Esta forma de movimento moderno parecia derrotada com o surgir da contestação social na década dos anos 60.

Porém, esse espírito dogmático e desencantado tem vindo a consolidar¬se com a globalização hegemónica. E arrasta consigo as formas mais conservadoras dum totalitarismo repressivo.

Transformar as nossas cidades em mega-máquinas, esvaziar a arquitectura do valor artístico e simbólico e impor “não-lugares” de pensamen¬to único face à multiculturalidade, são a tentação dos tecnocratas e dos totalitários que proliferam nos nossos dias. Troufa Real é antítese disso.

Os desenhos de arquitectura de Troufa Real são a expressividade poética dos lugares. O desenho criativo desenvolve-se como um “processo” e não como “modelo”. É uma viagem em que as imagens dos edifícios integram valores culturais múltiplos, moldam e deixam-se moldar pela paisagem. Surge assim um diálogo, uma interacção entre o edifício e o sítio, entre o natural e o construído. A arte de arquitectar é antes de tudo um gesto criacionista!

Vejam-se os desenhos do “monumento à lusitude no Tejo”, “as casas do Tejo”, a “casa da Serretinha, nos Açores”, a “Associação Islâmica de Macau” e constatamos como a envolvente paisagística age na matriz do edifício. Nesses lugares, à beira do mar, as arquitecturas parecem barcos. São formas geradas pela própria água. São formas expressivas e simbólicas, com vida orgânica e dinâmica, sem ortogonalidades redutoras ou tipologias estáticas.

Os edifícios são morfologias que se plasmam nas formas do sítio envolvente e na multiculturalidade dos lugares.

O desenho em Troufa Real respira assim um humanismo feito de singularidades que compõem a sua própria unidade.
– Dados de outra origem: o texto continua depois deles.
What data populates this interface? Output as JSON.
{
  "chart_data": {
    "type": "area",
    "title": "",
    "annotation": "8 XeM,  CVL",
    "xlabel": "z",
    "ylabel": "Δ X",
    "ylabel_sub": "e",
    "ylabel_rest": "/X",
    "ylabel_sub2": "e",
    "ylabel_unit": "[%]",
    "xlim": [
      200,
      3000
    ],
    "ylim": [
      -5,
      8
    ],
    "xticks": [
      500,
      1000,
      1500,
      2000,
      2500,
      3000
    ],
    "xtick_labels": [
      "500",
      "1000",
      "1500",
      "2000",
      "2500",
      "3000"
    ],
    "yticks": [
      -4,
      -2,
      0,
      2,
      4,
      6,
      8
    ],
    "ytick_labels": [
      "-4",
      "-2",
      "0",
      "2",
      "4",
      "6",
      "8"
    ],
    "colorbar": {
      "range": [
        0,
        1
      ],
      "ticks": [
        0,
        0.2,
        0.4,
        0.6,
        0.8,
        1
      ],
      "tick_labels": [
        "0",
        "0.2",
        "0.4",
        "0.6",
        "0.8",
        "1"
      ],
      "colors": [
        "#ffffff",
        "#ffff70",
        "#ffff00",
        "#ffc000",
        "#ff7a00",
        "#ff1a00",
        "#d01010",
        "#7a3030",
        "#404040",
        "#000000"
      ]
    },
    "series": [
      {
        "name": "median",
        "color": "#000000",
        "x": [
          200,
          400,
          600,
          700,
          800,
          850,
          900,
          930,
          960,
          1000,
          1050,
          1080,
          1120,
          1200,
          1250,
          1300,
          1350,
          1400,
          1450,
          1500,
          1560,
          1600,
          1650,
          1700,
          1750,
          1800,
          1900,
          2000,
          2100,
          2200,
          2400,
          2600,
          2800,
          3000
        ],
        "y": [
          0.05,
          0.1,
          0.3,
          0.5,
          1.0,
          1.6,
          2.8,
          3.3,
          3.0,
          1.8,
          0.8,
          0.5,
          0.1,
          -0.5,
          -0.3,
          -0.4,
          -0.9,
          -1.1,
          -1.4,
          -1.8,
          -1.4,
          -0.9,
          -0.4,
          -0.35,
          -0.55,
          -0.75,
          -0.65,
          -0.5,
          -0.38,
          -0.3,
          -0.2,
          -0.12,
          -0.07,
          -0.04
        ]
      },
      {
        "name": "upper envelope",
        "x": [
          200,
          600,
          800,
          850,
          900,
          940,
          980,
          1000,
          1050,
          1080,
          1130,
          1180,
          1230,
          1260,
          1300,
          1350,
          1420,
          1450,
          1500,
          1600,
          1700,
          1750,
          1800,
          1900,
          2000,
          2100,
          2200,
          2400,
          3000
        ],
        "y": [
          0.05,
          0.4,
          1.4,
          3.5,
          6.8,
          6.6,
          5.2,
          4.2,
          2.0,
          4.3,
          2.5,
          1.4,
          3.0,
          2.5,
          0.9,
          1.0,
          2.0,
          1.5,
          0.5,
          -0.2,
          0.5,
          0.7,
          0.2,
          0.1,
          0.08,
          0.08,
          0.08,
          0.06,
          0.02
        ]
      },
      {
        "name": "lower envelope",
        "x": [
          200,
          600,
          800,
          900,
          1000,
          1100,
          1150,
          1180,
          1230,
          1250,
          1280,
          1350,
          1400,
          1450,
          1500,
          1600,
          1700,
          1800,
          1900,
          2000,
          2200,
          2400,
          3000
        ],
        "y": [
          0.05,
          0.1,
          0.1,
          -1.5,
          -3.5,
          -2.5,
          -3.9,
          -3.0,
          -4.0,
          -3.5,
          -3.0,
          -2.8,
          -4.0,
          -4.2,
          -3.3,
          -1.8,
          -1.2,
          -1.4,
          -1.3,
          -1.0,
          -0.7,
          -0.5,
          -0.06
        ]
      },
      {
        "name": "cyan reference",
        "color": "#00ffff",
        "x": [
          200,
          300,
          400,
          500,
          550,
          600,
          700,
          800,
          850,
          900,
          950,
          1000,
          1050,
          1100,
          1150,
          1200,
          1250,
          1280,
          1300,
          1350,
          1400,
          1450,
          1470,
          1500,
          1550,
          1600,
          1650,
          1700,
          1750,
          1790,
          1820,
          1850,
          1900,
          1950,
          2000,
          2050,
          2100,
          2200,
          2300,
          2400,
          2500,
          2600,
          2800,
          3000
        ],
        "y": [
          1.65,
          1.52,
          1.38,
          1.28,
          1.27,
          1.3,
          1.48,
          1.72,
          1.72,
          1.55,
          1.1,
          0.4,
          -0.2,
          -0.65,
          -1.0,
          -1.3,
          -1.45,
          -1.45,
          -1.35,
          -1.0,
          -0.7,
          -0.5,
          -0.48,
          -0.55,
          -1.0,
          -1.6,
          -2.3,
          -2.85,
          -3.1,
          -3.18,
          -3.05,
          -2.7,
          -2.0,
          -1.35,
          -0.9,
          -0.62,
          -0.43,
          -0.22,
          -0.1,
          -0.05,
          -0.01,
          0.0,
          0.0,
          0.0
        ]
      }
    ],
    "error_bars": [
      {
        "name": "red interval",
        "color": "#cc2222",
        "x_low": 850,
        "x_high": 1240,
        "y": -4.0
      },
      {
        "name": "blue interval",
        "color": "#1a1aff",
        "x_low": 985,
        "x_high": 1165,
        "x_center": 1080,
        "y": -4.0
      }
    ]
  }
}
Cada desenho exprime sistematicamente a relação entre natureza e cultura, entre local e global, entre arte e técnica.

Este processo de desenho criativo contrapõe-se a qualquer formalismo convencional e corporativo. A arquitectura é um “corpus” transdisciplinar e não se restringe a tiques, tipologias ou códigos de manipulação mecânica.

Troufa Real é o oposto do servilismo. É mesmo transgressão e combate a qualquer sistema de regulação disciplinar opressiva. Todavia não é desordem caótica a feitura da sua arte. Vislumbram-se constantemente subtis harmonias feitas de múltiplas polaridades generativas de sínteses criativas.

Os desenhos geram-se não a partir de “tipos” mas de arquétipos matriciais e simbólicos.

Vejam-se as imagens das palmeiras que ressurgem em vários desenhos e que aparecem cromaticamente no tema do “Yacht Constança”. A palmeira é sempre singular. É desenho de uma forma sempre original. No entanto é um arquétipo simbólico recorrente. Várias vezes utilizado, é mesmo uma intrínseca imagem de si próprio como nos manifesta essa sua “assinatura” para um “ex-libris”.

A palmeira do desenho “estamos juntos” é diferente das outras palmeiras do desenho do “batem palmas as palmas das palmeiras”. São diferentes as cores e as formas dessas propostas para o “Yacht Constança” ou ainda para o estudo dos relógios. O valor simbólico do arquétipo une mas não homogeneíza como a tipologia redutora.

É uma cosmovisão espiritual que se expressa nos desenhos de arquitectura de Troufa Real.

Uma cosmovisão feita de utopia futurante que se insere numa tradição messiânica de quinto império da humanidade feito de povos diferentes, de culturas diversas e de cooperações múltiplas. A geometria sagrada ganha sentido como referência a um impulso milenar. Exprimem as aspirações dum artista intérprete dum sonho multicultural e de mestiçagem, construído com encantamento, com feridas e sorrisos, com angústias e desejos que fazem desta obra uma utopia de esperança.